All six candidates will participate simultaneously in the debates. 12 debates will be held by three programs on each of two Moscow TV channels and two radio stations, the Kommersant daily reported. Verbal duels will start on August 12 and end on September 6, program director of the united editor’s office of Moscow Media Yuri Zhiganov said.
It was a surprise for the candidates that the programs will be broadcast not on the air, but on tape delay. “We do not have technical capacities, we have a tight schedule, there’s only one TV studio for two TV channels,” Zhiganov explained.
Head of Alexei Navalny’s election staff Leonid Volkov told the Kommersant daily that “it is not even ridiculous”, if the TV channel Moscow 24 cannot provide for the air, as the TV channel receives 2.8 billion rubles from the budget. “It is possible to edit a record and the mood will be different,” he noted, naming the discussion between six candidates “quite reasonable.”
Candidate from A Just Russia Party Nikolai Levichev is also concerned over possible program editing, “If there is an opportunity to cut something, the most interesting places are always cut out, only moments, when you scratched your ear or paused are left.”

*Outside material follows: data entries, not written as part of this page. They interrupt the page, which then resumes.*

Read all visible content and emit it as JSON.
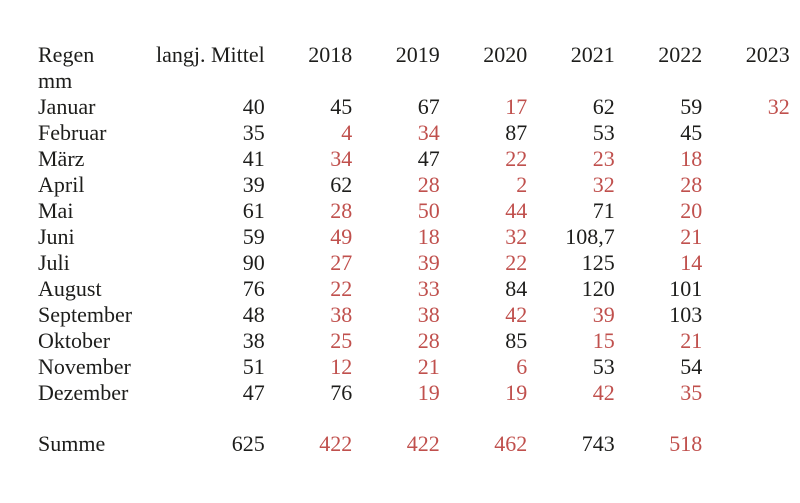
{
  "colors": {
    "ink": "#1d1d1b",
    "value_highlight": "#c0504d",
    "background": "#ffffff"
  },
  "table": {
    "title": "Regen",
    "unit": "mm",
    "columns": [
      "langj. Mittel",
      "2018",
      "2019",
      "2020",
      "2021",
      "2022",
      "2023"
    ],
    "rows": [
      {
        "label": "Januar",
        "values": [
          "40",
          "45",
          "67",
          "17",
          "62",
          "59",
          "32"
        ],
        "red": [
          false,
          false,
          false,
          true,
          false,
          false,
          true
        ]
      },
      {
        "label": "Februar",
        "values": [
          "35",
          "4",
          "34",
          "87",
          "53",
          "45",
          ""
        ],
        "red": [
          false,
          true,
          true,
          false,
          false,
          false,
          false
        ]
      },
      {
        "label": "März",
        "values": [
          "41",
          "34",
          "47",
          "22",
          "23",
          "18",
          ""
        ],
        "red": [
          false,
          true,
          false,
          true,
          true,
          true,
          false
        ]
      },
      {
        "label": "April",
        "values": [
          "39",
          "62",
          "28",
          "2",
          "32",
          "28",
          ""
        ],
        "red": [
          false,
          false,
          true,
          true,
          true,
          true,
          false
        ]
      },
      {
        "label": "Mai",
        "values": [
          "61",
          "28",
          "50",
          "44",
          "71",
          "20",
          ""
        ],
        "red": [
          false,
          true,
          true,
          true,
          false,
          true,
          false
        ]
      },
      {
        "label": "Juni",
        "values": [
          "59",
          "49",
          "18",
          "32",
          "108,7",
          "21",
          ""
        ],
        "red": [
          false,
          true,
          true,
          true,
          false,
          true,
          false
        ]
      },
      {
        "label": "Juli",
        "values": [
          "90",
          "27",
          "39",
          "22",
          "125",
          "14",
          ""
        ],
        "red": [
          false,
          true,
          true,
          true,
          false,
          true,
          false
        ]
      },
      {
        "label": "August",
        "values": [
          "76",
          "22",
          "33",
          "84",
          "120",
          "101",
          ""
        ],
        "red": [
          false,
          true,
          true,
          false,
          false,
          false,
          false
        ]
      },
      {
        "label": "September",
        "values": [
          "48",
          "38",
          "38",
          "42",
          "39",
          "103",
          ""
        ],
        "red": [
          false,
          true,
          true,
          true,
          true,
          false,
          false
        ]
      },
      {
        "label": "Oktober",
        "values": [
          "38",
          "25",
          "28",
          "85",
          "15",
          "21",
          ""
        ],
        "red": [
          false,
          true,
          true,
          false,
          true,
          true,
          false
        ]
      },
      {
        "label": "November",
        "values": [
          "51",
          "12",
          "21",
          "6",
          "53",
          "54",
          ""
        ],
        "red": [
          false,
          true,
          true,
          true,
          false,
          false,
          false
        ]
      },
      {
        "label": "Dezember",
        "values": [
          "47",
          "76",
          "19",
          "19",
          "42",
          "35",
          ""
        ],
        "red": [
          false,
          false,
          true,
          true,
          true,
          true,
          false
        ]
      }
    ],
    "summary": {
      "label": "Summe",
      "values": [
        "625",
        "422",
        "422",
        "462",
        "743",
        "518",
        ""
      ],
      "red": [
        false,
        true,
        true,
        true,
        false,
        true,
        false
      ]
    }
  }
}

Candidate and leader of Yabloko Party Sergei Mitrokhin voiced his protest to TV channels, which had decided to broadcast the election TV debates in tape delay, the Izvestia daily reported.
“In 2009 at the elections in the Moscow City Duma and in 2011 at the elections in the State Duma the debates were held on the same TV channels live, and then for some reasons the capacities of TV studios allowed holding them in this format,” the newspaper quoted Mitrokhin as saying.
Vedomosti notes that Sergei Sobyanin minimizes his personal presence at the elections, as he will not participate in debates and his agents and canvassers will be speaking with the Muscovites. This is a strategy of “an unnoticeable election campaign,” political expert Yevgeny Minchenko believes. Sobyanin’s election program is developed with due account of his personal features. The expert explains that Sobyanin is not a charismatic leader like former Moscow mayor Yuri Luzhkov, he is a technocratic leader.
As a result the concept of “an unnoticeable election campaign” has emerged. The most important thing is not to irritate the Muscovites, and then they will vote for a status quo solution, but not for marginal candidates.